The moment she gave in, she got a resounding slap.
“Have you lost the capability of understanding a two-letter word now, too?” Soraya said, and when Elodie recovered from the slap and the tola saturation, she realized that most of it had disappeared. This was a bad start. She was the one that should come in shouting.
“I know what you’ve been doing with the AI,” she said.
“What have I been doing with the AI?” Soraya questioned, without a trace of caution. This was the same face she did when Adriel asked her for help. Seriously. If Elodie hadn’t seen three different and increasingly disturbing scenarios, Elodie might not have even believed herself.
“Oh, I don’t know, making fake brains, encouraging artistic expression, chatting to Jomaphie Afua maybe,” she replied. It felt so good. It was such a good list of sins.

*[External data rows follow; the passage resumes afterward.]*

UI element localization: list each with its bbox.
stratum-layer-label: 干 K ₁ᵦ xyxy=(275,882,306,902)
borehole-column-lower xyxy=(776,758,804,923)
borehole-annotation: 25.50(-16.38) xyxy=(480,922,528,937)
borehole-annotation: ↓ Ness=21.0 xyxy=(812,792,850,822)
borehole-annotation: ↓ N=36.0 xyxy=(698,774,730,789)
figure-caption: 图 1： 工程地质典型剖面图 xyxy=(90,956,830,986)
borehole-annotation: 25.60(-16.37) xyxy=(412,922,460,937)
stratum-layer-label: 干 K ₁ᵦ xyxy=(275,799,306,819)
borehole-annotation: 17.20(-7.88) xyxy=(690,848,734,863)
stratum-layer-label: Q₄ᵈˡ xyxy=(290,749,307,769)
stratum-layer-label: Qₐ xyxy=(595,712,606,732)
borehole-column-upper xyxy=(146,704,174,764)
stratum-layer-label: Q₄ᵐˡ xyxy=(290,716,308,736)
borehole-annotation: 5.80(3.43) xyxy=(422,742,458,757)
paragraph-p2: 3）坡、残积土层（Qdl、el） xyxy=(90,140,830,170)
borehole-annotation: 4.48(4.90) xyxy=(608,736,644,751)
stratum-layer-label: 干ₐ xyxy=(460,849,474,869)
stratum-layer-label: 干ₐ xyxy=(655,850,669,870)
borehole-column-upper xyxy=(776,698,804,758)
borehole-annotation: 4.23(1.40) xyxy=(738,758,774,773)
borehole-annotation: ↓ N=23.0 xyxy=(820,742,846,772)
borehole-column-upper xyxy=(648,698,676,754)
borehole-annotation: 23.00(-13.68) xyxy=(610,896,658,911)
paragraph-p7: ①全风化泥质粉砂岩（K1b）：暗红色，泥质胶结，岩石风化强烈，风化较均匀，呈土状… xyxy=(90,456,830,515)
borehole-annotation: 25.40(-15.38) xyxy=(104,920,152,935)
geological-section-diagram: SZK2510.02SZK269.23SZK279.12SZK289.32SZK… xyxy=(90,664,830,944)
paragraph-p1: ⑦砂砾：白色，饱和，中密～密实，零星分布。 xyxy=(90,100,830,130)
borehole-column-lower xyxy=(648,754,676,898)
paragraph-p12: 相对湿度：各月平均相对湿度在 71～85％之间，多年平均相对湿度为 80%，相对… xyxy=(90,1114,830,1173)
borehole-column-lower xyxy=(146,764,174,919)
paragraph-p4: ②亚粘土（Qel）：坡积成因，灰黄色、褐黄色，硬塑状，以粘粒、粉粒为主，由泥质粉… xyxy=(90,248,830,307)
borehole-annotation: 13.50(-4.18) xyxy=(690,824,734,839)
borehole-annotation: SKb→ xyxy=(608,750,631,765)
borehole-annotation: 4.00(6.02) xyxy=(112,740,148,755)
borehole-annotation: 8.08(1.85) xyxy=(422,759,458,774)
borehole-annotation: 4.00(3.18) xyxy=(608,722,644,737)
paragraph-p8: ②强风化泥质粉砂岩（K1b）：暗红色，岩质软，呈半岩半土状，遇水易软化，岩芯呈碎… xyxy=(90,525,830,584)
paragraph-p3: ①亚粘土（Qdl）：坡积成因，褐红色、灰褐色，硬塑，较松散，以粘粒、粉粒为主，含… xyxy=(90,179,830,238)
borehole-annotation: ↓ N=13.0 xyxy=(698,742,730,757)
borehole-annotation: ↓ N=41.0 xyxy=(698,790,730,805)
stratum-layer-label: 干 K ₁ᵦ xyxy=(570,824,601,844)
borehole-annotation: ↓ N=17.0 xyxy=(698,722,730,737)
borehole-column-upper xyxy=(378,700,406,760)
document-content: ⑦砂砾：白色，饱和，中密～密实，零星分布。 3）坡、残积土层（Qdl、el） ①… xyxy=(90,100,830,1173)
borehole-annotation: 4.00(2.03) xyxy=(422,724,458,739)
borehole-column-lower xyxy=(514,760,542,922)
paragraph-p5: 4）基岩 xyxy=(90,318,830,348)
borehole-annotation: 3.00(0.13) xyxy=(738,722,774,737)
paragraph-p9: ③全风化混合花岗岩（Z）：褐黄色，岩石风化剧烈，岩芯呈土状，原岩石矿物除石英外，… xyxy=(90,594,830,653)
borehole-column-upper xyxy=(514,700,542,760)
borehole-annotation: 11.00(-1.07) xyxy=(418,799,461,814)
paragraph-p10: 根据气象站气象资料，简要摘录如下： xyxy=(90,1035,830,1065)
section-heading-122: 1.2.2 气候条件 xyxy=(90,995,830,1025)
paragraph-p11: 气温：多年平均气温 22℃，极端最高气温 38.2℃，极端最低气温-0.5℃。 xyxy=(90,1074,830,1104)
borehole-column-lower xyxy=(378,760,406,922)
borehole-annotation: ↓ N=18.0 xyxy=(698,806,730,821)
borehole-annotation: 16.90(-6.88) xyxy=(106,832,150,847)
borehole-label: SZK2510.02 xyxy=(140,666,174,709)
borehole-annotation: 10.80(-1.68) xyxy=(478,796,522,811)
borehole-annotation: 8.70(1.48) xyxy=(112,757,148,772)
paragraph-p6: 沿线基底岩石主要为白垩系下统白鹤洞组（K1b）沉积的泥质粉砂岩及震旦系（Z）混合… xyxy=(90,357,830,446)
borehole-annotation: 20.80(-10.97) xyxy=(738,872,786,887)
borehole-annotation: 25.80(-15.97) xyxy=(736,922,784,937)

“How?” Soraya said and somehow went even paler, which was admirable for a person with no pigment.
“What do you mean how? I didn’t drag myself through billions of futures so that you can forget I’m gifted! I am an A-class paragnost, that’s how. And I have to say,
what you’re doing is beyond stupid. Anyone suspicious of AI behaviour could literally just do what I did. I mean, if they were good enough. But the point is, Soraya, they are. We are. We are good enough to catch you, so I’m seriously surprised how a person with an IQ like yours could even think about doing this!”
Soraya extended an arm and a chair materialised under it, and another one next to Elodie.
“Sit down, please,” she said.
“What’s all of this Afuan crap anyway? The woman was out of it. She thought machines should teach people how to be better people or something. To dominate them. And she backed up her consciousness so that all AIs can have a part of her in them? Please, tell me again how the gifted are crazy.”
“Wait.” Soraya sat and grimaced in pain. “I just need—”
“A moment?” Elodie said. “Yeah, as if you gave me a moment when you bombarded me with all the stuff about how Rising Dawn was the enemy, about how they wanted to manipulate me and then even more recently, about how I shouldn’t break rules!” She practically shook in anger. “So let me first of all just list all of the things you’ve done so far that are against Institute policy, and illegal at the same time.”
“Who knows?” Soraya interrupted, and Elodie gave her a look of complete indignation. Seriously? This was what she wanted to know?
“I read up about this in the law books, just to be sure. Because you make it look so normal. Number one. Engaging in emotional bonds with AI. Number two. Promoting illogical expression of AI that’s not based on reason. Number three. Helping the AI mimic human brains to fool tola networks into thinking they are controlled by a person! I mean in kindergarten—in kindergarten, Soraya—that’s when they tell us that the AI can’t hurt us because tola, the network where they ‘live’ can be controlled by human minds only. And then someone like you goes above and beyond to help these things dominate us even there. Are you out of your mind?”